For a database, this is not the question you want to be asking. It's a rabbit hole. The right answer (which is not always the answer we want, so we keep asking): no one knows.

It's better design to err on the side of assuming disk sector writes are never atomic. This would be taking the security stance, e.g. assume an attacker is actively trying to break your protocol, and use cryptographic guarantees to prevent or at least detect them.

Kernel developers also can't answer these kinds of hardware questions. There's too much hardware out there.

Disks may give atomicity guarantees and then you discover edge cases where these degrade, or disks may emulate Advanced Format 4096 byte logical sectors but have smaller 512 byte physical sectors underneath. Disks are too complicated (and firmware too buggy) to trust any kind of guarantee. There are too many layers of abstraction.

Instead of trying to figure out the safety of the layer beneath you, assume the worst and bring the design back to using end-to-end guarantees.

If you assume and plan for the worst, then you don't need to ask the question, and you can handle the worst of hardware, without surprises when those guarantees are broken.

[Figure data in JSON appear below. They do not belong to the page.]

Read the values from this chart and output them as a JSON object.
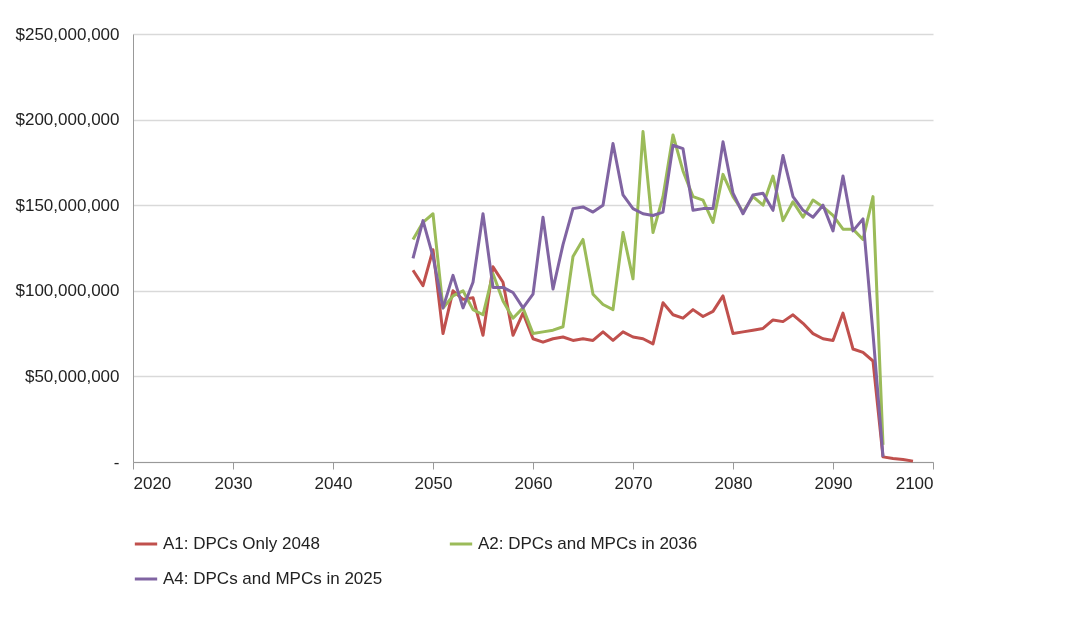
{
  "chart_data": {
    "type": "line",
    "x": [
      2048,
      2049,
      2050,
      2051,
      2052,
      2053,
      2054,
      2055,
      2056,
      2057,
      2058,
      2059,
      2060,
      2061,
      2062,
      2063,
      2064,
      2065,
      2066,
      2067,
      2068,
      2069,
      2070,
      2071,
      2072,
      2073,
      2074,
      2075,
      2076,
      2077,
      2078,
      2079,
      2080,
      2081,
      2082,
      2083,
      2084,
      2085,
      2086,
      2087,
      2088,
      2089,
      2090,
      2091,
      2092,
      2093,
      2094,
      2095,
      2096,
      2097,
      2098
    ],
    "series": [
      {
        "name": "A1: DPCs Only 2048",
        "color": "#c0504d",
        "values": [
          112000000,
          103000000,
          124000000,
          75000000,
          100000000,
          95000000,
          96000000,
          74000000,
          114000000,
          105000000,
          74000000,
          87000000,
          72000000,
          70000000,
          72000000,
          73000000,
          71000000,
          72000000,
          71000000,
          76000000,
          71000000,
          76000000,
          73000000,
          72000000,
          69000000,
          93000000,
          86000000,
          84000000,
          89000000,
          85000000,
          88000000,
          97000000,
          75000000,
          76000000,
          77000000,
          78000000,
          83000000,
          82000000,
          86000000,
          81000000,
          75000000,
          72000000,
          71000000,
          87000000,
          66000000,
          64000000,
          59000000,
          3000000,
          2000000,
          1500000,
          500000
        ]
      },
      {
        "name": "A2: DPCs and MPCs in 2036",
        "color": "#9bbb59",
        "values": [
          130000000,
          140000000,
          145000000,
          90000000,
          97000000,
          100000000,
          89000000,
          86000000,
          110000000,
          94000000,
          84000000,
          90000000,
          75000000,
          76000000,
          77000000,
          79000000,
          120000000,
          130000000,
          98000000,
          92000000,
          89000000,
          134000000,
          107000000,
          193000000,
          134000000,
          155000000,
          191000000,
          170000000,
          155000000,
          153000000,
          140000000,
          168000000,
          155000000,
          146000000,
          155000000,
          150000000,
          167000000,
          141000000,
          152000000,
          143000000,
          153000000,
          149000000,
          144000000,
          136000000,
          136000000,
          130000000,
          155000000,
          10000000,
          null,
          null,
          null
        ]
      },
      {
        "name": "A4: DPCs and MPCs in 2025",
        "color": "#8064a2",
        "values": [
          119000000,
          141000000,
          120000000,
          90000000,
          109000000,
          90000000,
          105000000,
          145000000,
          102000000,
          102000000,
          99000000,
          90000000,
          98000000,
          143000000,
          101000000,
          127000000,
          148000000,
          149000000,
          146000000,
          150000000,
          186000000,
          156000000,
          148000000,
          145000000,
          144000000,
          146000000,
          185000000,
          183000000,
          147000000,
          148000000,
          148000000,
          187000000,
          157000000,
          145000000,
          156000000,
          157000000,
          147000000,
          179000000,
          155000000,
          147000000,
          143000000,
          150000000,
          135000000,
          167000000,
          135000000,
          142000000,
          75000000,
          3000000,
          null,
          null,
          null
        ]
      }
    ],
    "xlim": [
      2020,
      2100
    ],
    "xticks": [
      2020,
      2030,
      2040,
      2050,
      2060,
      2070,
      2080,
      2090,
      2100
    ],
    "ylim": [
      0,
      250000000
    ],
    "yticks": [
      {
        "value": 0,
        "label": "-"
      },
      {
        "value": 50000000,
        "label": "$50,000,000"
      },
      {
        "value": 100000000,
        "label": "$100,000,000"
      },
      {
        "value": 150000000,
        "label": "$150,000,000"
      },
      {
        "value": 200000000,
        "label": "$200,000,000"
      },
      {
        "value": 250000000,
        "label": "$250,000,000"
      }
    ],
    "grid": "y",
    "legend": "bottom",
    "line_style": "solid",
    "marker": "none"
  }
}
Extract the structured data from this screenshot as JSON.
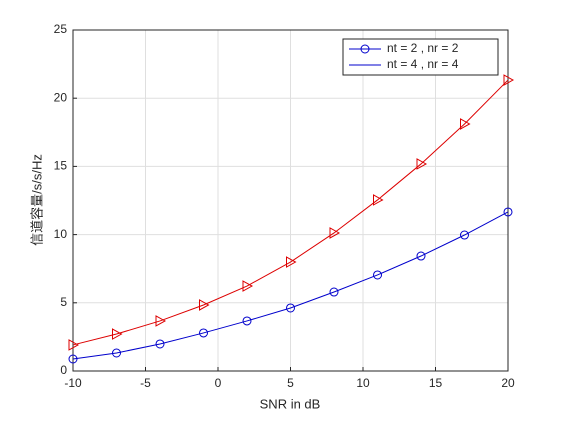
{
  "chart_data": {
    "type": "line",
    "xlabel": "SNR in dB",
    "ylabel": "信道容量/s/s/Hz",
    "x": [
      -10,
      -7,
      -4,
      -1,
      2,
      5,
      8,
      11,
      14,
      17,
      20
    ],
    "series": [
      {
        "name": "nt = 2 , nr = 2",
        "color": "#0000cc",
        "legend_color": "#0000cc",
        "marker": "circle",
        "values": [
          0.88,
          1.32,
          1.98,
          2.79,
          3.67,
          4.62,
          5.79,
          7.04,
          8.43,
          9.97,
          11.66
        ]
      },
      {
        "name": "nt = 4 , nr = 4",
        "color": "#dd0000",
        "legend_color": "#0000cc",
        "marker": "triangle-right",
        "values": [
          1.91,
          2.71,
          3.67,
          4.84,
          6.23,
          7.99,
          10.12,
          12.54,
          15.18,
          18.11,
          21.33
        ]
      }
    ],
    "xlim": [
      -10,
      20
    ],
    "xticks": [
      -10,
      -5,
      0,
      5,
      10,
      15,
      20
    ],
    "ylim": [
      0,
      25
    ],
    "yticks": [
      0,
      5,
      10,
      15,
      20,
      25
    ],
    "grid": true,
    "legend": "northeast"
  }
}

In fact, with file systems in general, the situation is even worse than for disks, because of disk corruption (3% per 36 month period per disk) and misdirected writes, which most file systems unfortunately don't handle. You should never trust any metadata provided by the file system about your journal file (e.g. file size) and use that as part of your recovery protocol, because the file system itself is storing this kind of metadata on the same disk you're writing too. Again, something as important as the metadata size of your journal file should be protected by your own end-to-end protocol.

[jlokier]

Filesystem writes don't always correspond directly to storage sector writes.

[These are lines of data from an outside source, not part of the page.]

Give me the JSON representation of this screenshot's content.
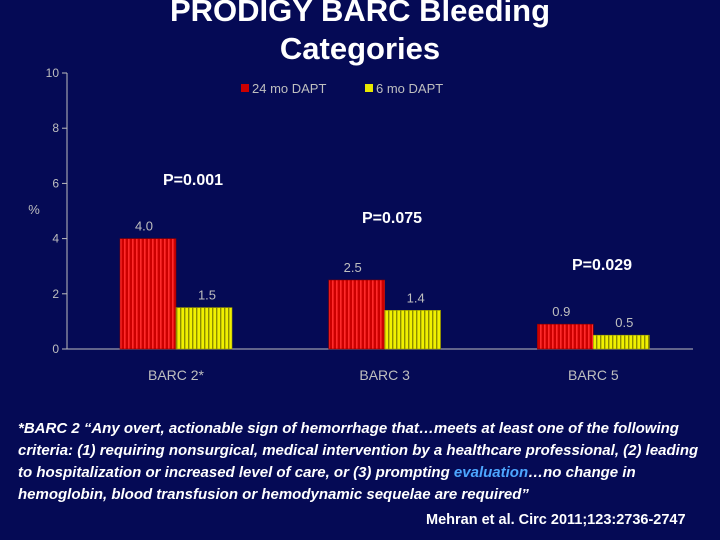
{
  "slide": {
    "title": "PRODIGY BARC Bleeding Categories"
  },
  "chart_data": {
    "type": "bar",
    "ylabel": "%",
    "ylim": [
      0,
      10
    ],
    "yticks": [
      "0",
      "2",
      "4",
      "6",
      "8",
      "10"
    ],
    "categories": [
      "BARC 2*",
      "BARC 3",
      "BARC 5"
    ],
    "series": [
      {
        "name": "24 mo DAPT",
        "values": [
          4.0,
          2.5,
          0.9
        ],
        "labels": [
          "4.0",
          "2.5",
          "0.9"
        ],
        "color": "#cc0000"
      },
      {
        "name": "6 mo DAPT",
        "values": [
          1.5,
          1.4,
          0.5
        ],
        "labels": [
          "1.5",
          "1.4",
          "0.5"
        ],
        "color": "#e8e800"
      }
    ],
    "p_values": [
      "P=0.001",
      "P=0.075",
      "P=0.029"
    ],
    "legend_position": "top"
  },
  "caption": {
    "part1": "*BARC 2 “Any overt, actionable sign of hemorrhage that…meets at least one of the following criteria: (1) requiring nonsurgical, medical intervention by a healthcare professional, (2) leading to hospitalization or increased level of care, or (3) prompting ",
    "highlight": "evaluation",
    "part2": "…no change in hemoglobin, blood transfusion or hemodynamic sequelae are required”"
  },
  "citation": "Mehran et al. Circ 2011;123:2736-2747",
  "colors": {
    "background": "#050a55",
    "axis": "#bfbfbf",
    "highlight": "#4da6ff"
  }
}
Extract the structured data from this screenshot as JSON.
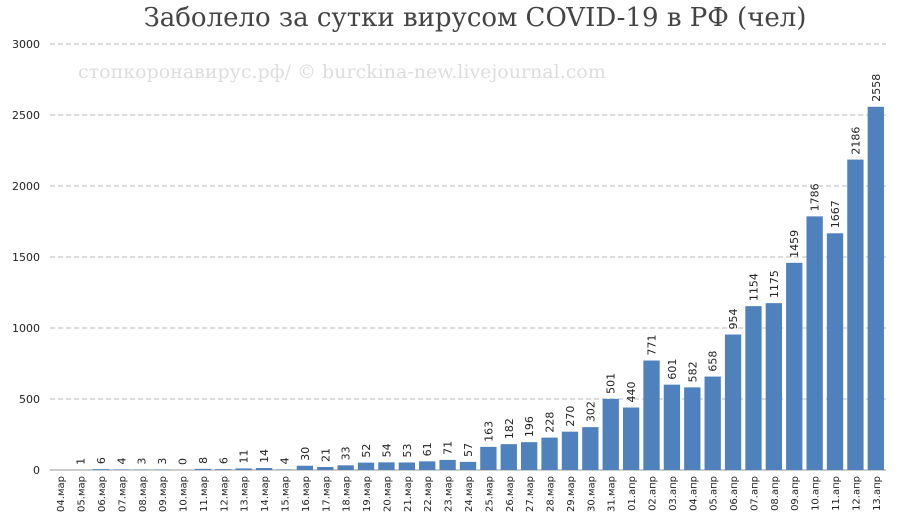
{
  "chart_data": {
    "type": "bar",
    "title": "Заболело за сутки вирусом COVID-19 в РФ (чел)",
    "annotation": "стопкоронавирус.рф/ © burckina-new.livejournal.com",
    "categories": [
      "04.мар",
      "05.мар",
      "06.мар",
      "07.мар",
      "08.мар",
      "09.мар",
      "10.мар",
      "11.мар",
      "12.мар",
      "13.мар",
      "14.мар",
      "15.мар",
      "16.мар",
      "17.мар",
      "18.мар",
      "19.мар",
      "20.мар",
      "21.мар",
      "22.мар",
      "23.мар",
      "24.мар",
      "25.мар",
      "26.мар",
      "27.мар",
      "28.мар",
      "29.мар",
      "30.мар",
      "31.мар",
      "01.апр",
      "02.апр",
      "03.апр",
      "04.апр",
      "05.апр",
      "06.апр",
      "07.апр",
      "08.апр",
      "09.апр",
      "10.апр",
      "11.апр",
      "12.апр",
      "13.апр"
    ],
    "values": [
      null,
      1,
      6,
      4,
      3,
      3,
      0,
      8,
      6,
      11,
      14,
      4,
      30,
      21,
      33,
      52,
      54,
      53,
      61,
      71,
      57,
      163,
      182,
      196,
      228,
      270,
      302,
      501,
      440,
      771,
      601,
      582,
      658,
      954,
      1154,
      1175,
      1459,
      1786,
      1667,
      2186,
      2558
    ],
    "color": "#4f81bd",
    "ylim": [
      0,
      3000
    ],
    "yticks": [
      0,
      500,
      1000,
      1500,
      2000,
      2500,
      3000
    ],
    "grid": true
  }
}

Sometimes it's possible for the filesystem API to guarantee that "sector"-size writes are atomic, even though the underlying storage doesn't do that.

For example a filesystem which uses copy-on-write when overwriting data, by appending each written block to a journal and checksumming or checkpointing the journal, is likely to offer that property.

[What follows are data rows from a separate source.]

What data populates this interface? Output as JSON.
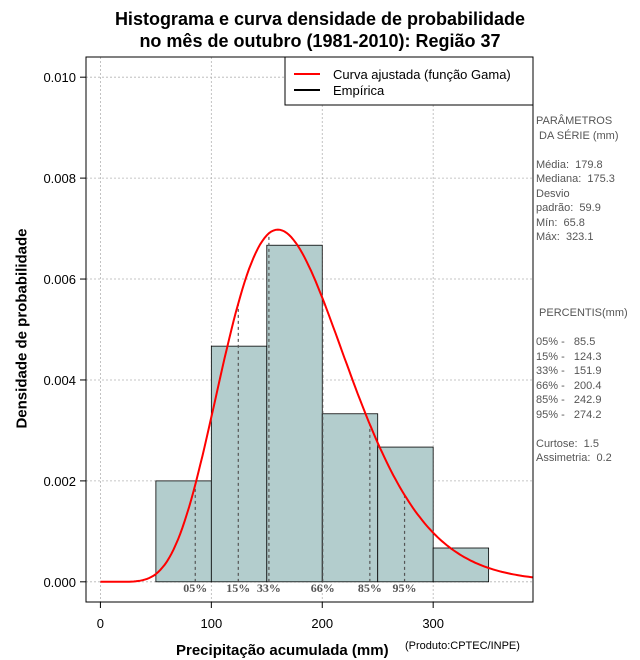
{
  "chart_data": {
    "type": "histogram",
    "title_line1": "Histograma e curva densidade de probabilidade",
    "title_line2": "no mês de outubro (1981-2010): Região 37",
    "xlabel": "Precipitação acumulada (mm)",
    "ylabel": "Densidade de probabilidade",
    "credit": "(Produto:CPTEC/INPE)",
    "xlim": [
      -13,
      390
    ],
    "ylim": [
      -0.0004,
      0.0104
    ],
    "xticks": [
      0,
      100,
      200,
      300
    ],
    "xtick_labels": [
      "0",
      "100",
      "200",
      "300"
    ],
    "yticks": [
      0.0,
      0.002,
      0.004,
      0.006,
      0.008,
      0.01
    ],
    "ytick_labels": [
      "0.000",
      "0.002",
      "0.004",
      "0.006",
      "0.008",
      "0.010"
    ],
    "bins": [
      {
        "x0": 50,
        "x1": 100,
        "density": 0.002
      },
      {
        "x0": 100,
        "x1": 150,
        "density": 0.00467
      },
      {
        "x0": 150,
        "x1": 200,
        "density": 0.00667
      },
      {
        "x0": 200,
        "x1": 250,
        "density": 0.00333
      },
      {
        "x0": 250,
        "x1": 300,
        "density": 0.00267
      },
      {
        "x0": 300,
        "x1": 350,
        "density": 0.00067
      }
    ],
    "gamma_fit": {
      "shape": 9.0,
      "scale": 20.0
    },
    "percentiles": [
      {
        "label": "05%",
        "value": 85.5
      },
      {
        "label": "15%",
        "value": 124.3
      },
      {
        "label": "33%",
        "value": 151.9
      },
      {
        "label": "66%",
        "value": 200.4
      },
      {
        "label": "85%",
        "value": 242.9
      },
      {
        "label": "95%",
        "value": 274.2
      }
    ],
    "legend": [
      {
        "label": "Curva ajustada (função Gama)",
        "color": "#ff0000"
      },
      {
        "label": "Empírica",
        "color": "#000000"
      }
    ],
    "legend_position": "top-right",
    "colors": {
      "bar_fill": "#b3cdcd",
      "curve": "#ff0000",
      "grid": "#b4b4b4",
      "percentile_line": "#555555"
    }
  },
  "side_panel": {
    "params_lines": [
      "PARÂMETROS",
      " DA SÉRIE (mm)",
      "",
      "Média:  179.8",
      "Mediana:  175.3",
      "Desvio",
      "padrão:  59.9",
      "Mín:  65.8",
      "Máx:  323.1"
    ],
    "percentile_lines": [
      " PERCENTIS(mm)",
      "",
      "05% -   85.5",
      "15% -   124.3",
      "33% -   151.9",
      "66% -   200.4",
      "85% -   242.9",
      "95% -   274.2",
      "",
      "Curtose:  1.5",
      "Assimetria:  0.2"
    ]
  }
}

Sometimes a block device knows that sector writes are atomic too. For example some battery-backed RAID controllers can reasonably guarantee this. Of course it fails if the battery runs out, but the abstraction is intended to assume you never allow that to happen.

It can go the other way as well. When underlying storage provides guaranteed atomic sector writes, the overlaid storage might not. RAID-5 does not provide atomic sector writes even when the underlying storage units do.

It would be useful for them to report when they have that property, because it would allow SQLite to use fewer writes. In effect, if the filesystem already uses a mechanism to ensure atomicity at some performance cost, there's no need for SQLite to use a second mechanism on top at a second performance cost.

It's actually worse than non-atomic. Writing to a sector on RAID-5 (without battery backup) corrupts other sectors too, during the time window until they are all made consistent. I call this the "radius of destruction", and I'm pretty sure SQLite and other software ignores this problem because there's no API for finding out about it.

So filesystems could report:

- "Don't know" for when writes go direct to the underlying block device. Or better, report whatever the block device reports for this query, which should be "don't know" in most cases.

- "Yes it's atomic" for when the filesystem layer (or block translation layer, flash translation layer or whatever there is) knows that it provides a reliable atomic-block-write abstraction on top of storage which doesn't provide that.

- "Watch out, we don't even guarantee your sector write won't corrupt related sectors in a geometry group..."